Issue: JSON Parsing Errors in Output
Cause: Model not learning exact JSON format
Solution:
# Lower temperature at inference
response = client.chat.completions.create(
model=model_name,
temperature=0.0, # Deterministic for structured output
...
)
# Or add more training epochs focused on format
Checkpoint Your Progress
Save your training artifacts:
# Create checkpoint directory
mkdir -p checkpoints/ch66-lab
# Copy important files
cp train.jsonl val.jsonl checkpoints/ch66-lab/
cp -r task-api-tools-final/ checkpoints/ch66-lab/ # If local training
# Record model name
echo "ft:gpt-4o-mini-2024-07-18:org::abc123" > checkpoints/ch66-lab/model_name.txt
Reflect on Your Skill
Update your agentic-tuning skill:
- Add training configuration template: Hyperparameters for tool-calling
- Add metric interpretation guide: What loss patterns mean
- Add troubleshooting section: Common issues and solutions
Try With AI
Prompt 1: Interpret Training Logs
Here are my training metrics:
Step 100: loss=0.85, lr=5e-6
Step 200: loss=0.52, lr=1e-5
Step 300: loss=0.38, lr=1.5e-5
Step 400: loss=0.35, lr=2e-5
Step 500: loss=0.34, lr=1.5e-5
Step 600: loss=0.33, lr=1e-5
Help me interpret this:
1. Is training progressing well?
2. Should I continue or stop?
3. What would you change for the next run?
What you're learning: Metric interpretation—understanding when training is working vs when to intervene.
Prompt 2: Debug Training Failure
My fine-tuned model is calling tools, but the arguments are wrong.
For "Create a task to buy groceries tomorrow", it outputs:
{"name": "create_task", "arguments": {"title": "buy groceries"}}
It's missing the due_date. What might cause this? How do I fix it?
Consider:
- Training data issues
- Hyperparameter problems
- Inference configuration
What you're learning: Debugging structured output—tracing issues to root causes in training or inference.
Prompt 3: Optimize Training Cost
My training job on OpenAI costs ~$20 for 500 examples over 3 epochs.
I want to reduce cost while maintaining quality. Help me analyze:
1. Can I use fewer examples? What's the minimum for tool-calling?

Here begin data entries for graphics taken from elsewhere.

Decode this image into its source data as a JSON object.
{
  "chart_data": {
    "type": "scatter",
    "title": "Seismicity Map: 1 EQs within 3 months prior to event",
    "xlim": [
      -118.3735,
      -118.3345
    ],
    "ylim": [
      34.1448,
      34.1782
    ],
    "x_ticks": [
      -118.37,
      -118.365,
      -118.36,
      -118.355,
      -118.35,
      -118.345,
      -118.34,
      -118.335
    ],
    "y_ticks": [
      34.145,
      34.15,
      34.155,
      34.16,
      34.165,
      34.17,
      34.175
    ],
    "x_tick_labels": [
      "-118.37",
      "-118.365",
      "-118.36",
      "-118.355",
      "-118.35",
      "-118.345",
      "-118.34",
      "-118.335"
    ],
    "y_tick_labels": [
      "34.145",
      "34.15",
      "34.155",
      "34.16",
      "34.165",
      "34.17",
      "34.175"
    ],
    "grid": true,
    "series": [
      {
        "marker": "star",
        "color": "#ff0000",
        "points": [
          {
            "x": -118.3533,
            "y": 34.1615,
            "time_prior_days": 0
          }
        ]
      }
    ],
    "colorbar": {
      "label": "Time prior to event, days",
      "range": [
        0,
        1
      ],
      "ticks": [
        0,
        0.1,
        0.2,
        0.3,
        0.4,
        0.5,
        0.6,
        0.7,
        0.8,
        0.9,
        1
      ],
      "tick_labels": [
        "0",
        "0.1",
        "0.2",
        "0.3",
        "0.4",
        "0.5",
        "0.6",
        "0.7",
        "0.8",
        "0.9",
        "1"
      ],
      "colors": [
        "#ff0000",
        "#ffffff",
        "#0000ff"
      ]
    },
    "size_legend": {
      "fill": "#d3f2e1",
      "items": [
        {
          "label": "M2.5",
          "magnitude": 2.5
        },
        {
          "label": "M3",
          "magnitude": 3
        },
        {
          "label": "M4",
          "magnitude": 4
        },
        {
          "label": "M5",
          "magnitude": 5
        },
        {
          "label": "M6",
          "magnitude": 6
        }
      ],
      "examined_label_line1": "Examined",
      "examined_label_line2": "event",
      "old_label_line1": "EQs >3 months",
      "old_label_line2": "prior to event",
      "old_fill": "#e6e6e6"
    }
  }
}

2. Can I use fewer epochs? How do I know if 2 is enough?
3. Should I use gpt-3.5-turbo instead of gpt-4o-mini?
What experiments would you run to find the cost-quality sweet spot?
What you're learning: Cost optimization—making pragmatic tradeoffs for production systems.
Safety Note
Training on real user data requires privacy considerations. For this lab, you used synthetic data. In production, ensure training data is anonymized, user-consented, and doesn't contain sensitive information. Fine-tuned models can memorize training examples.